Wikipedia says,
"In special relativity, four-momentum is the generalization of the classical three-dimensional momentum to four-dimensional space-time. Momentum is a vector in three dimensions; similarly four-momentum is a four-vector in space-time."
Does this mean that four-momentum is the type of vector resulting from three spatial dimensions being placed, as a whole, into a greater level of momentum? As in three dimensions traveling along a fourth axis (time), correct? And this extra dimensional relationship is entirely relativistic, correct (I apologize if I am not making myself clear, I am very fascinated with relativity, spending hours on Wikipedia trying to understand it, but I need a teacher to walk me through a few things that confuse me)? What I am trying to say in that last statement I will hopefully make clear in the following example:
A train is traveling along it's track so smoothly that there is no way for its passengers to tell that they are in motion. A man in the train tosses a ball up in the air and catches it. From the perspective of the man, the ball has gone straight up and down. The path of that ball relative to the inside of the train can be calculated using classical three dimensional momentum. However, relative to someone living outside the train, the ball has traveled in an arc, not a straight line. The balls paths (up and down) relative to the inside of the train was a path that could be described on one axis. But, that same path relative to the outside of the train requires two axes to describe (up and down and side to side), and an extra vector.
So the dimensional path of the ball went from one (a line) to two (a plane), and held a new vector given to it by the trains momentum, just by taking our perspective out of the train.
Does this accurately depict relative levels of momentum?
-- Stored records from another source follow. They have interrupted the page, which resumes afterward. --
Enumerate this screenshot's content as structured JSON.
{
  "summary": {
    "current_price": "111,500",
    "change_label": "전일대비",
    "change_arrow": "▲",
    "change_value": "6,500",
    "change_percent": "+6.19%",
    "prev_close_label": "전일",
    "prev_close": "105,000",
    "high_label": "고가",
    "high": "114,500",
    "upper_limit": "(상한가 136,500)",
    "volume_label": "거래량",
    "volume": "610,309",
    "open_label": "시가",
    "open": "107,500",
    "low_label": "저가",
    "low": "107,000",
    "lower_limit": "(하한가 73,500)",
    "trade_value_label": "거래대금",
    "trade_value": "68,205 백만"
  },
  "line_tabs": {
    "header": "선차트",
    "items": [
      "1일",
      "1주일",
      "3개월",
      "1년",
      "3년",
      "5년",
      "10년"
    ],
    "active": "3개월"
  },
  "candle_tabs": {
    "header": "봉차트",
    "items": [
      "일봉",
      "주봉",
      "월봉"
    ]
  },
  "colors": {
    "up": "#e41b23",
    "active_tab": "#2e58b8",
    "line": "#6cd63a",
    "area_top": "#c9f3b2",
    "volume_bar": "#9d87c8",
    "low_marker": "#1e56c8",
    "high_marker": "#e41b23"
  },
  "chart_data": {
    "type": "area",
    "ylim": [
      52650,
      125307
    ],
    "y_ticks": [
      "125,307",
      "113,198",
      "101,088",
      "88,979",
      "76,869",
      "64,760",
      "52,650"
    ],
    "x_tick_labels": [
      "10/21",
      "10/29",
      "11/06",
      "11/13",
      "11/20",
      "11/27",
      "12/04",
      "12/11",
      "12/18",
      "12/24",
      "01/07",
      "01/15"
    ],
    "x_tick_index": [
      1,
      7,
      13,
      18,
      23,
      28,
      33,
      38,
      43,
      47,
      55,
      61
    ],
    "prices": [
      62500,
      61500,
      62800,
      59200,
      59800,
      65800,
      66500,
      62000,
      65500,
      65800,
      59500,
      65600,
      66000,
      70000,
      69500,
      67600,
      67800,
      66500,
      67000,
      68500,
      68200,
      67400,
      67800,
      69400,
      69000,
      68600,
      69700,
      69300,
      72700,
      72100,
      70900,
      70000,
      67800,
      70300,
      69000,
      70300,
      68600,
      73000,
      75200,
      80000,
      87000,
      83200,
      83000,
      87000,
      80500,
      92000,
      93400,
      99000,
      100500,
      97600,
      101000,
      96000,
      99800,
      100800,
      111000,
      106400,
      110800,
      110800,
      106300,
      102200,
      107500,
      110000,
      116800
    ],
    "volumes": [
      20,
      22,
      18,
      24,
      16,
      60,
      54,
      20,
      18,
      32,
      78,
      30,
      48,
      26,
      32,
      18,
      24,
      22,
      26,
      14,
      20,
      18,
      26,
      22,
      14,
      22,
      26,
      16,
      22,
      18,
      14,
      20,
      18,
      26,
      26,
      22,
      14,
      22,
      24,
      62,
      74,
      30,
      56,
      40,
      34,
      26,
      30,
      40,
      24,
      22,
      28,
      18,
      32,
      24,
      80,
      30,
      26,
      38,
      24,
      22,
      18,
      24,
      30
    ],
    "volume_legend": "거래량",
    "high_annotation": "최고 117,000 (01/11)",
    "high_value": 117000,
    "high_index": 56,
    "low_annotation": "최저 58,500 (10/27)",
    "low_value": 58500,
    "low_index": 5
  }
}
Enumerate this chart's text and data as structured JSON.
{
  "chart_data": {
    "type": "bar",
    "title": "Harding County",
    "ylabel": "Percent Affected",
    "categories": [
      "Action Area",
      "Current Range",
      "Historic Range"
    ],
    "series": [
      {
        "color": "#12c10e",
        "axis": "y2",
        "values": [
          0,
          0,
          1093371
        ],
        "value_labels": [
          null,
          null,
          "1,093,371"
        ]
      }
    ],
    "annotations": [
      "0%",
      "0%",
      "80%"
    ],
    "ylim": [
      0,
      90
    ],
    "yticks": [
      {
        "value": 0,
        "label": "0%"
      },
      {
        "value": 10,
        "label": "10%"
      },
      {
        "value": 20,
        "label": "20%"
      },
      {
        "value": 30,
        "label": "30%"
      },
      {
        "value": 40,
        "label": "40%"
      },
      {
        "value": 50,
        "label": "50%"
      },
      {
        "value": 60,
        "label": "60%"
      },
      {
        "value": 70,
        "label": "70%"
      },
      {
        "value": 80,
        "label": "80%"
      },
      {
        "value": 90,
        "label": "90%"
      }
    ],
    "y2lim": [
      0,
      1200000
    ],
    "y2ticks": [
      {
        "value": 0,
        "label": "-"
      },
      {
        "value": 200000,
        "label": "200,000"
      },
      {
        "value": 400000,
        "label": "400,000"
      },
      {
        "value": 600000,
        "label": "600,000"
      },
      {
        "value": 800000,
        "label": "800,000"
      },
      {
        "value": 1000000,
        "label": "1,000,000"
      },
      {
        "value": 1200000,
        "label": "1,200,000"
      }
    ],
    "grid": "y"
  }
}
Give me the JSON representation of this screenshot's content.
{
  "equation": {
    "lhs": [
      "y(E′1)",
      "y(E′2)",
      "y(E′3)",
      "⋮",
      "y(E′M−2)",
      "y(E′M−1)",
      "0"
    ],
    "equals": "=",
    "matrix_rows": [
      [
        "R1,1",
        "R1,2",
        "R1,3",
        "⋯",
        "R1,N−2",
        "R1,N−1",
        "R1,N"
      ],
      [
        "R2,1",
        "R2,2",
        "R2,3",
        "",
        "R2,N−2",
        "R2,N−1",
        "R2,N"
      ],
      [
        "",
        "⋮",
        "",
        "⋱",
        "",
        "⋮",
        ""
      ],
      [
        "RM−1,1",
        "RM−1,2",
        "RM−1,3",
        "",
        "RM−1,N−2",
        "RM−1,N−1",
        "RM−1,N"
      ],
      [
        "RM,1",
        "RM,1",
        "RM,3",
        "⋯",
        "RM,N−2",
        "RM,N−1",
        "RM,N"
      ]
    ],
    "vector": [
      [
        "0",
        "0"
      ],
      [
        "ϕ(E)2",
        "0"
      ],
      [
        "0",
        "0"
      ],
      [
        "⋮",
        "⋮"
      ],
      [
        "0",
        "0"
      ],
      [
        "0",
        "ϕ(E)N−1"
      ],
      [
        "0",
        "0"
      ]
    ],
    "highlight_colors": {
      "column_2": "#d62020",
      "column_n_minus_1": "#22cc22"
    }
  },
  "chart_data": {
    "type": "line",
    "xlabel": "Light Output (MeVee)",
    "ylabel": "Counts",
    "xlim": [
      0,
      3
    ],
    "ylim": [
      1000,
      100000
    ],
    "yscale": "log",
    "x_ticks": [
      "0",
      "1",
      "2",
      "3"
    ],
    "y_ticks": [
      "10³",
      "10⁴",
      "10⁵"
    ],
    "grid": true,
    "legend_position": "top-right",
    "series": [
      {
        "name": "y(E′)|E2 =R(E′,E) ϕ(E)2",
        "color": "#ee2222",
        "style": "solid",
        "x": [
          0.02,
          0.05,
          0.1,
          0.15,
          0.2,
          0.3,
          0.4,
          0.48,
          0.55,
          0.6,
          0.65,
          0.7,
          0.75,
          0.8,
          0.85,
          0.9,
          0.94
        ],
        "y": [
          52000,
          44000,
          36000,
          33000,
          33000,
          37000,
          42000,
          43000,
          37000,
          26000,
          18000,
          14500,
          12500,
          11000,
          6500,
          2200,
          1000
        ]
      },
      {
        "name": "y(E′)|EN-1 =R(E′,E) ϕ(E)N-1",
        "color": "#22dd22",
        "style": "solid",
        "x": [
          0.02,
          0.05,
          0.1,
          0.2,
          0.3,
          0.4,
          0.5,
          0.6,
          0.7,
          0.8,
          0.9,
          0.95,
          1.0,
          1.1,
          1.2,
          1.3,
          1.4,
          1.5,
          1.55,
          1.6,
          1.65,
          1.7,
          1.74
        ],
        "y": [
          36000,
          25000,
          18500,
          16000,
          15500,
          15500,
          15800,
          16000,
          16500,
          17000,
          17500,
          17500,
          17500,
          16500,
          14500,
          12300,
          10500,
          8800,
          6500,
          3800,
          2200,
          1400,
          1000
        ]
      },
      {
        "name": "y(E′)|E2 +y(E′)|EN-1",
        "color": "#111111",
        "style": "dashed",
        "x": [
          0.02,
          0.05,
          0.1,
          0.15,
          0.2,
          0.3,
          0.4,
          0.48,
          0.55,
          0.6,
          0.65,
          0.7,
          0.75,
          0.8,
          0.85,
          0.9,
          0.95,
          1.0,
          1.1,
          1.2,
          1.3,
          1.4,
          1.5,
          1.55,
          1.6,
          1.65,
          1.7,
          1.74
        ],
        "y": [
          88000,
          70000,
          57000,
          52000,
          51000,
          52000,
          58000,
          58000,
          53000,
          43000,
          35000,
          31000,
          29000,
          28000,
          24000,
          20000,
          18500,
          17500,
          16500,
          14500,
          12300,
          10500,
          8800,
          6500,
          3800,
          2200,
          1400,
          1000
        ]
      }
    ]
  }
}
If the answer is yes, then here is where my confusion begins. I can take that same basic scenario and apply it to a man on earth who tosses a ball straight into the air. Relative to the man, the ball went up and down. Relative to the sun, the earth is moving so the ball traveled in an arc (well, the earth is also rotating so that gives the path of the ball another vector and its curvature greater complexity). Yet the sun is in motion, so relative to the space the sun travels through the ball moves in a sort of partial helix. Yet the system of motion containing the sun is contained by an even greater system of motion, and so on, adding further levels of relativistic spatial dimensions to the balls momentum. Will not the relative momentum of the ball quickly reach and exceed special relativity's "4-vector" as we continue to place our perspective into the greater levels of gravity that smaller systems of motion are always contained by?
So my questions is:
How is it that while observing the universe realistically, Einsteins equations for space-time use four-momentum, and not rather five or six-momentum, seven, or even greater levels of spatial dimensions?
What am I not seeing?
My first thought was that Einstein was describing the motion of the entire universe through time, and not the motion of bodies through space, but I then discovered that this is not entirely true as Einstein showed that these two descriptions are inseparable, as time is dynamically linked to motion itself.
My only idea is that the train scenario I described is somehow disconnected from what the building of multiple vectors actually is, and in order to understand relativity I would be incredibly grateful to anyone who could complete my understanding of the above "ball in train" depiction.
Best Answer
All four dimensions are present in both examples. All that you mean when you say that space-time is four dimensional is that you need four numbers to describe when and where an event happens.
The path of a particle is a string of such events--the ball is one inch above my hand, the ball is two inches above my hand, the ball is at it's peak, it's two inches above my hand, etc.
What is novel about describing the two reference frames that you do is that in one, the ball only travels vertically and in time, while in the second, it also has a horizontal component to its motion.